23
Yorum
4
Beğeni
0,0
Puan
1966
Okunma
Sabah saatlerini çok seviyorum. Günün bana özel tek saatleri, öğleye kadar olan vaktim var. Kahvemi alıp günlük haberleri öğrenmek için bilgisayarımın başına kuruldum yine her zamanki gibi.
Telefonumun zili çaldığında gülümseyerek dokundum açma tuşuna ve “Merhaba ağabey” diye başladım söze; ama karşımdaki hıçkırık sesleri durumun normal olmadığını gösteriyordu bana.
-Az önce izlediğim bir program beni geçmişe götürdü kızım. Kendi çocukluğum geldi yine gözlerimin önüne.
-Anlat ağabey, dinlerim.
-Yazacaksın yine değil mi?
Bu sefer sesine gülümseme ve rahatlık gelmişti.
-İzin verdiğin müddetçe seni yazacağım ağabey.
Daha önce yazdığım “Dumanı Çıkıyor mu?” adlı öyküm onun hayatından bir kesitti.
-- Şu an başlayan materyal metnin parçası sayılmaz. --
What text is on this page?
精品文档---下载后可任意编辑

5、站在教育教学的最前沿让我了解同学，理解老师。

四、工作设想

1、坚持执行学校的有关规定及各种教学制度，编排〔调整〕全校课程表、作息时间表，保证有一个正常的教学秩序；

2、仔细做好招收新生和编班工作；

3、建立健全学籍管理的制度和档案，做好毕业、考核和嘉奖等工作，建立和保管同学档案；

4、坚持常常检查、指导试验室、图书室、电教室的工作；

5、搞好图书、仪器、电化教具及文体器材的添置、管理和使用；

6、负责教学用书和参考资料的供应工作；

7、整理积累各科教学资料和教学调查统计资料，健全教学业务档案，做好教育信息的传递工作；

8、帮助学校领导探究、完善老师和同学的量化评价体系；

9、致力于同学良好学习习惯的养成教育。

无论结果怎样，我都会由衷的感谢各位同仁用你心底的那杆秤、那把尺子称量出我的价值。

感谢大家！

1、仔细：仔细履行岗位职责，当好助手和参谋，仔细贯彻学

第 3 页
Kendisi istemişti kaleme almamı.
-Annem yirmi dört yaşında dul kalmıştı. Biz altı kardeş, büyüklü küçüklü hepimiz çalışıp eve katkıda bulunuyorduk. Artık o zamanlar elimize ne geçerse… İlkokula gittiğimiz yıllardı kardeşlerimle. Sabahçı ve öğleci olarak ayarlamıştı annem bizleri. Birimiz okuldan çıkarken diğerimiz evden çıkar, ortalarda bir yerlerde gömlek ve önlük değişimini yapar, öylece yolumuza devam ederdik. Ağabeyimle aynı önlüğü kullanırdık yani.
-Ah bu yoksulluk ah!
-Daha bitmedi ki… Önlüğümüzün göğüs bölgesinden yakasına kadar kocaman bir yırtık vardı. Annemin eline yama yapacak kumaş parçası geçmiyordu ki yamalasın. Okulda arkadaşlarım bana gülse de çaresizdim. Bir gün komşularımızdan biri, “Bunları yakacak yapın” diyerek bir çuval dolusu çerçöp getirdi. Annem, onların arasında bulduğu bir kumaş parçasıyla önlüğümüzü yamadı. İlginç olansa; önlüğün rengi siyah, yaması griydi. “Yırtık gezmekten iyidir” demiş, ona bile sevinmiştik.
Ağabey anlattıkça ben hüzünleniyor, sanki o anları yaşıyordum onunla. Devam etti anlatmaya hafif yutkunarak.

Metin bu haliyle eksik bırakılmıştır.